In his speech, the CAS suggested that Finland and Sweden “are keen to help” as their airspace would be able to cater to this ambitious, operational level exercise across all domains with unrestricted airspace in the Arctic clime.
“We’ve talked and sat around the Nato air chief’s table about creating some airspace that we can turn on and off” for military use over the North Sea, for example. “But for our agencies and our airlines, [it was] all just a bit too difficult,” the CAS acknowledged.
“We can think about how we run a particular mission at a tactical level, integrating multiple effects. We do that really well” already, Knighton observed.
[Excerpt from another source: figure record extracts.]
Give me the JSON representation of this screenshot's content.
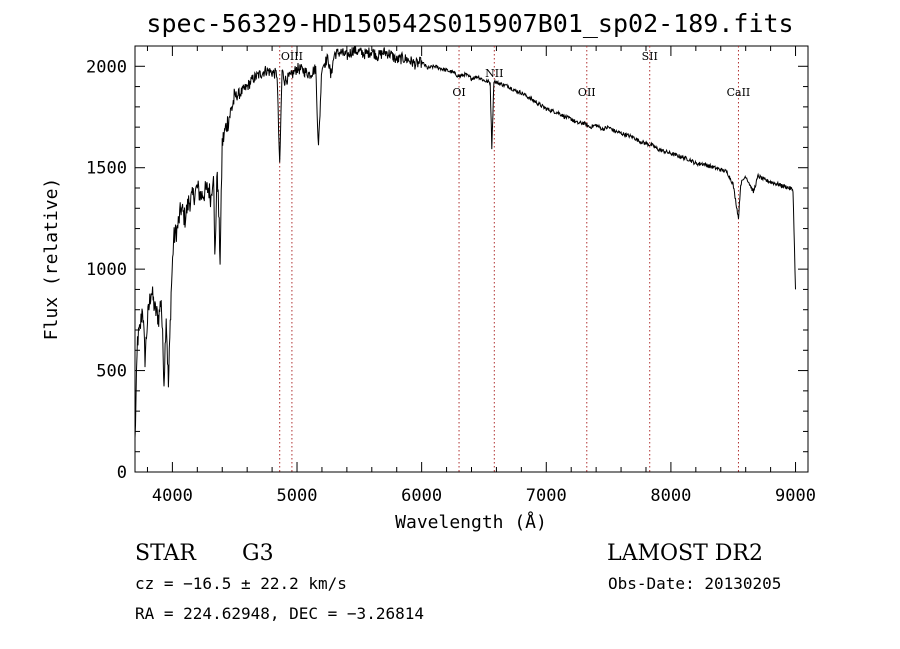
{
  "chart_data": {
    "type": "line",
    "title": "spec-56329-HD150542S015907B01_sp02-189.fits",
    "xlabel": "Wavelength (Å)",
    "ylabel": "Flux (relative)",
    "xlim": [
      3700,
      9100
    ],
    "ylim": [
      0,
      2100
    ],
    "xticks": [
      4000,
      5000,
      6000,
      7000,
      8000,
      9000
    ],
    "yticks": [
      0,
      500,
      1000,
      1500,
      2000
    ],
    "grid": false,
    "series": [
      {
        "x": [
          3700,
          3720,
          3740,
          3760,
          3780,
          3800,
          3830,
          3860,
          3890,
          3910,
          3933,
          3950,
          3968,
          3990,
          4010,
          4040,
          4070,
          4101,
          4130,
          4160,
          4200,
          4230,
          4260,
          4290,
          4310,
          4330,
          4340,
          4360,
          4383,
          4400,
          4430,
          4470,
          4500,
          4550,
          4600,
          4650,
          4700,
          4750,
          4800,
          4840,
          4861,
          4880,
          4900,
          4950,
          5000,
          5050,
          5100,
          5150,
          5172,
          5200,
          5250,
          5270,
          5300,
          5350,
          5400,
          5450,
          5500,
          5550,
          5600,
          5650,
          5700,
          5750,
          5800,
          5850,
          5900,
          5950,
          6000,
          6050,
          6100,
          6150,
          6200,
          6250,
          6300,
          6350,
          6400,
          6450,
          6500,
          6550,
          6563,
          6580,
          6600,
          6650,
          6700,
          6750,
          6800,
          6850,
          6900,
          6950,
          7000,
          7050,
          7100,
          7150,
          7200,
          7250,
          7300,
          7350,
          7400,
          7450,
          7500,
          7550,
          7600,
          7650,
          7700,
          7750,
          7800,
          7850,
          7900,
          7950,
          8000,
          8050,
          8100,
          8150,
          8200,
          8250,
          8300,
          8350,
          8400,
          8450,
          8498,
          8542,
          8560,
          8600,
          8662,
          8700,
          8750,
          8800,
          8850,
          8900,
          8950,
          8980,
          9000
        ],
        "values": [
          150,
          650,
          700,
          820,
          560,
          750,
          900,
          800,
          760,
          860,
          450,
          780,
          420,
          880,
          1150,
          1200,
          1300,
          1250,
          1330,
          1350,
          1400,
          1360,
          1380,
          1400,
          1350,
          1500,
          1050,
          1500,
          1050,
          1620,
          1700,
          1780,
          1850,
          1870,
          1900,
          1940,
          1960,
          1980,
          1970,
          1960,
          1500,
          1980,
          1930,
          1950,
          1990,
          1980,
          1960,
          1990,
          1600,
          2000,
          2040,
          1950,
          2060,
          2070,
          2050,
          2080,
          2070,
          2060,
          2075,
          2050,
          2070,
          2060,
          2030,
          2040,
          2030,
          2010,
          2020,
          1990,
          2000,
          1990,
          1980,
          1970,
          1950,
          1960,
          1940,
          1950,
          1930,
          1920,
          1600,
          1930,
          1920,
          1910,
          1900,
          1880,
          1870,
          1850,
          1830,
          1810,
          1790,
          1780,
          1770,
          1750,
          1740,
          1720,
          1720,
          1700,
          1710,
          1690,
          1700,
          1680,
          1670,
          1660,
          1650,
          1630,
          1620,
          1610,
          1590,
          1580,
          1570,
          1560,
          1550,
          1540,
          1520,
          1520,
          1510,
          1500,
          1490,
          1480,
          1420,
          1250,
          1420,
          1460,
          1380,
          1460,
          1440,
          1430,
          1420,
          1410,
          1400,
          1390,
          900
        ]
      }
    ],
    "annotations": [
      {
        "label": "OIII",
        "x": 4959
      },
      {
        "label": "OI",
        "x": 6300
      },
      {
        "label": "NII",
        "x": 6583
      },
      {
        "label": "OII",
        "x": 7325
      },
      {
        "label": "SII",
        "x": 7830
      },
      {
        "label": "CaII",
        "x": 8542
      }
    ],
    "reference_lines": [
      4861,
      4959,
      6300,
      6583,
      7325,
      7830,
      8542
    ]
  },
  "info": {
    "object_class": "STAR",
    "subclass": "G3",
    "survey": "LAMOST DR2",
    "cz": "cz = −16.5 ± 22.2 km/s",
    "obs_date": "Obs-Date: 20130205",
    "coords": "RA = 224.62948, DEC =  −3.26814"
  }
}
This is demonstrated by the Nato air policing initiative with four to six jets at any one time on a rotational basis.
Real world and simulation
The Royal Air Force (RAF), meanwhile, resolved this containment by leaning increasingly on simulation training systems such as Gladiator.
Gladiator functions as a central hub that integrates single-purpose simulators into one virtual environment allowing operators with different roles to train together. In April this year, the service contracted Boeing, the original equipment manufacturer, to add even more siloed simulators to the hub, growing the UK’s virtual training space.
Knighton had previously sat alongside his predecessor, ACM Mike Wigston, as the two pressed the virtues of cost-effectiveness and experimentation that come with operating in a simulated environment during a Defence Committee hearing in February 2023.
Of course, it is not black and white. The USAF, with the help of Cubic Defense, has demonstrated the perks of a live, virtual and constructive environment using their SLATE pods on live fighter aircraft, replicating the adversary, against a live blue force.